Lokales: Christine Bilger (ceb)


Nun ist es nicht so gewesen, dass seelsorgerisch das Wirken des Pfarrers nicht auch auf fruchtbaren Boden gefallen wäre. Johannes Bräuchle verstehe es, Kirchenferne in die Gottesdienste zu locken. Unkonventionell, aber effektvoll wirkte er in Markgröningen. Zum Beispiel, wenn er dank seines Busführerscheins die Gemeindeglieder zu Ausflügen selbst chauffierte. Seiner gewinnenden Art verdankte es Bräuchle, dass Hunderte gegen seine Abberufung protestierten.

Beim Oberkirchenrat hört man genau hin


Markgröningen habe er nicht verlassen, weil er hätte müssen – so Bräuchles Sicht. "Ich habe einen Ruf auf eine wunderbare Stelle erhalten –als theologischer Leiter im Dienst des Altpietistischen Gemeinschaftsverbands", sagt er. Mit der Versetzung auf diese Stelle hatte die Kirchenleitung damals die disziplinarische Maßnahme abgebogen, den Pfarrer in den Wartestand zu versetzen, und erreichte so eine bequeme Lösung für beide Seiten.

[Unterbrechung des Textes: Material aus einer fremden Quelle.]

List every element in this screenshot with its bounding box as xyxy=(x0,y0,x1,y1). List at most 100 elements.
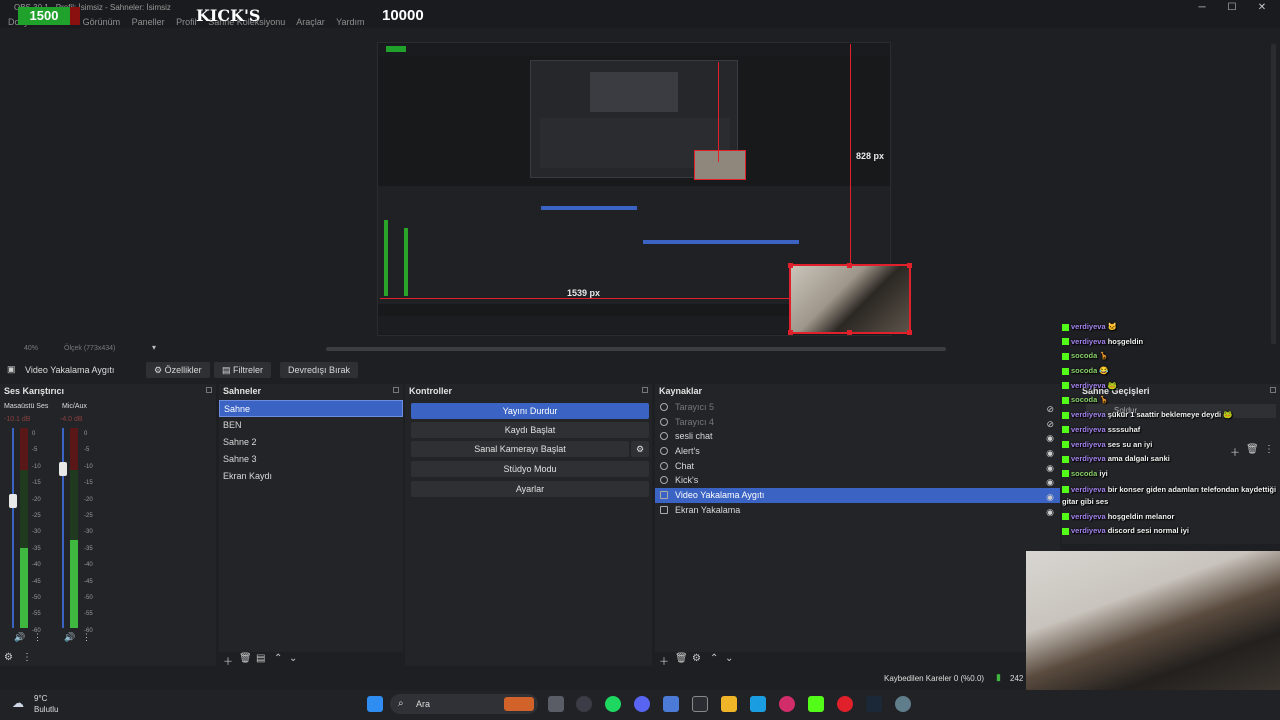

Ähnlich positiv stellt Bräuchle auch seinen Wechsel vier Jahre zuvor von Stuttgart-Freiberg nach Markgröningen dar. Es sei nach zwölf Jahren "Zeit gewesen für eine neue Aufgabe", sagt er und will von Beschwerden, die 1991 an den damals zuständigen Dekan Emil Sautter gegangen waren, nichts mehr wissen. Ein Beschwerdebrief und die Antwort des Dekans liegen der Stuttgarter Zeitung vor. Der Seelsorger hatte in Freiberg Seelen verletzt. Etwa, als er in der Predigt über eine Frau herzog, die sich das Leben genommen hatte.

Beim Oberkirchenrat hört man genau hin, ob sich der Pfarrer in Stuttgart im Ton vergreift. Wie zum Beispiel bei einer Rede im September, in der er dazu aufrief, Andersdenkende aus Stuttgart zu vertreiben. Auf der Synode rief man ihn dieser Tage zur Mäßigung auf. In Markgröningen waren die Wunden tief, das Narbengewebe darüber ist dünn, auch 13 Jahre nach Bräuchles Weggang. "Wir haben nicht vergessen, was damals los war. Aber wir sind Christen und wollen vergeben", sagt einer, der damals im Kirchengemeinderat saß.